Playing the role of Cupid in this long-distance love affair is the tiny fig wasp--no larger than a flea--that's born inside a fig fruit, eats its way out, and buzzes on to a new tree to lay its eggs inside a flower and die. Because the wasp lives only 2 to 3 days, scientists had assumed it could not travel very far. But circumstantial evidence had suggested otherwise: The wasps somehow traveled hundreds of kilometers to colonize a formerly lifeless volcanic island in the Pacific Ocean called Anak Krakatoa, and they have been snarled in nets attached to a research airplane flying over open water in the Pacific.
To probe how far the wasps wander in their moment on Earth, John Nason, an ecological geneticist at the University of Iowa, Iowa City, interrogated the fig trees. His team analyzed the genetic makeup of seven species of these trees on Barro Colorado Island, located in a Panama lake. "The method is a lot like DNA typing in humans," Nason says. By comparing the DNA of the mother tree to that of the fruit, researchers could infer roughly the father's genetic makeup. Rather than genotype every last fig on the island to find the fathers, the researchers tallied the number of different fathers and estimated their distribution across the island, based on the known fig census. For one species, they found, the fathers were spread over an area 40 times the island's size, suggesting that the wasps had carried pollen across the lake. Indeed, they found, pollen appeared routinely to travel as much as 14 kilometers, which the researchers claim is a new distance record for plants.

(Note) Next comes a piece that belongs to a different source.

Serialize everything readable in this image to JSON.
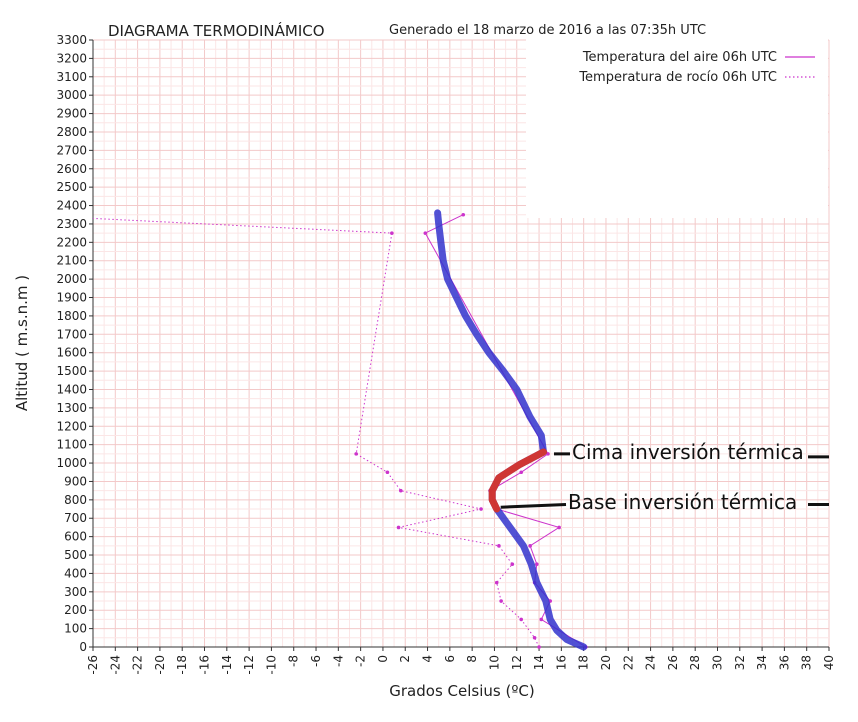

Because figs are the only trees to bear fruit during the dry season, many animals on Barro Colorado would die if the fig trees weren't there, Nason maintains. Therefore, he and others say, nature-preserve planners must set aside a larger area than previously thought to protect species that rely on figs for food. "Even though this is a very well-maintained preserve," Nason says, "the only reason the figs have survived is that [Panamanians] haven't deforested the area around it." Indeed, adds Nickolas Waser, a biologist at the University of California, Riverside, "this kind of result is a valuable first step in determining ... how tropical forest reserves might be designed that would maintain biodiversity." However, he says, "we simply need a lot more information of this kind for other species."